An offseason guide to what people elsewhere on the internet are saying about the Cavs.
It's official. After what felt like ages, the Cleveland Cavaliers have finally been able to announce a trade with the Minnesota Timberwolves that will put Kevin Love on a team with LeBron James and Kyrie Irving.
Obviously, it's a pretty exciting time to be blogging about the Cavs. Writing about LeBron and Love is going to be a lot more fun than trying to write about Alonzo Gee and Tyler Zeller. I think that I speak for everyone here at Fear the Sword when I say that we recognize what a privilege it is to be able to write about a good team for a community like this.
And of course, Fear the Sword is not the only place on the internet where you can find great Cavs coverage. Here are some articles from everywhere else that caught my eye.
Brian Windhorst began chronicling the sudden change in the narrative surrounding the team's front office, from "incompetent" to "masters of strategic, long-term planning":
Saying it was just luck is a disservice to the Cavs' ability to close some big deals, but there was no chance of it happening without several huge swings of fortune. Essentially, five factors came together in a unique way that made it possible. Some of them were on the Cavs' dry-erase boards when they came to grips with their reality last spring. Some of them were unpredictable. But the sequence and timing ended up giving the Cavs one of the most dramatic and effective offseasons in league history.
So where does that leave Cleveland? Well, they're definitely the best team in the East on paper, though they're a clear step down from the Spurs and Thunder, and probably the Clippers. My guess is that they'll finish second in the East during the regular season - Tom Thibodeau lives for winning the regular season and he'll probably do so as long as Derrick Rose stays mostly healthy - but will be in good shape come the playoffs and make the Finals.
ESPN's Kevin Pelton gave the Cavs an 'A' for the trade (you'll need an ESPN Insider account for this one):
The Cavaliers' window to win is now, while James is the league's best player, and Love's versatility makes him one of the best possible offensive complements for the four-time MVP. Further, it's hardly like Cleveland is sacrificing its future by dealing for a 25-year-old player. Health aside, Love is a sure thing, which is something that can't be said of Wiggins. That's why I estimated earlier this offseason that Love's trade value -- the value of his performance minus his likely salary -- was far greater than the value of the typical No. 1 pick.

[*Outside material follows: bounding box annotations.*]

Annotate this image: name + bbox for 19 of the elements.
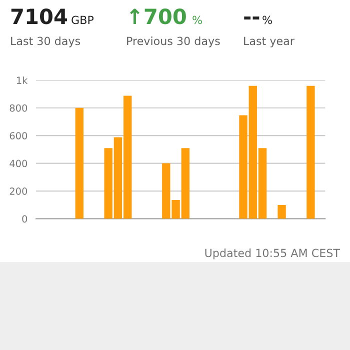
text: Last year (244, 36, 294, 48)
bar (75, 108, 84, 219)
y-tick-label: 0 (22, 215, 28, 223)
bar (306, 86, 315, 219)
y-tick-label: 1k (16, 76, 28, 84)
text: Previous 30 days (127, 36, 220, 48)
text: % (262, 16, 272, 24)
text: Updated 10:55 AM CEST (205, 248, 340, 260)
text: % (192, 16, 202, 24)
text: ↑700 (130, 8, 186, 24)
text: GBP (72, 16, 94, 24)
text: 7104 (11, 8, 68, 24)
text: Last 30 days (11, 36, 80, 48)
text: -- (244, 16, 260, 20)
y-tick-label: 800 (10, 104, 28, 112)
y-tick-label: 400 (10, 160, 28, 168)
y-tick-label: 200 (10, 188, 28, 195)
y-tick-label: 600 (10, 132, 28, 140)
bar (278, 205, 286, 219)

James Herbert of CBS Sports went even higher and gave the Cavs an 'A+':
Love is that good. He's really, really, ridiculously good. I'd say he's top-five, maybe even top-four in the league, and his value will be even more obvious on a team like the Cavs. No one rebounds and shoots 3s like him, no one throws outlet passes like him. Most important, almost no one as talented has his basketball IQ, which is what LeBron James mentioned as the main reason he'd be excited about this. David Blatt's offense is going to be a thing of beauty with Love in the fold.
ESPN's David Thorpe looked at how Love will fit (Insider is also required for this article):
There are many variables to consider, and the reality is that teams can and do adjust their styles as the season evolves, something Blatt proved to be a master of in Europe. In theory, though, unless the Cavs can suddenly add a lot more size to this roster (size that can play), there really is a pretty basic formula if they want to have a great chance at a ring: Run (fast), shoot (often), and pass, pass, pass.
Matt Moore defended Love from criticism about his lack of playoff experience:
How can we, as a society, push the idea of teamwork, and how basketball is about five guys on the floor and how they interact, and about how it takes all 12-15 guys to win, and still hold up Love as if he's supposed to be primarily responsible for the results? The impact of other players is why plus-minus data is so noisy on the surface. It's why chemistry is such a delicate and indecipherable concept. It's why teams are constantly having to tinker to find the right combination. It's what makes the Spurs so good.
He also looked at one of the main concerns the Cavs still have, which of course will be their defense:
The Cavaliers under Mike Brown last season finished 19th in the league in points allowed per possession, which was actually a substantial improvement year over year from the Byron Scott era (get excited, Lakers fans!) But they still struggled mightily. And on top of that, the biggest question about Kevin Love, beyond the inane playoff appearance questions, is his defense. And there's good reason to criticize.
Kurt Helin of NBC Sports touched on defense as well, and he also brought up the experience issue:
LeBron has led a team to four straight finals, Marion and Mike Miller both have rings, however neither Love nor Irving have ever even played in a playoff game. To ask these guys to go from their first playoff experience to being key cogs in a team going for a title. Plus guys like Tristan Thompson and Matthew Dellavedova are going to be asked to step up into bigger roles, then do that deep into the playoffs.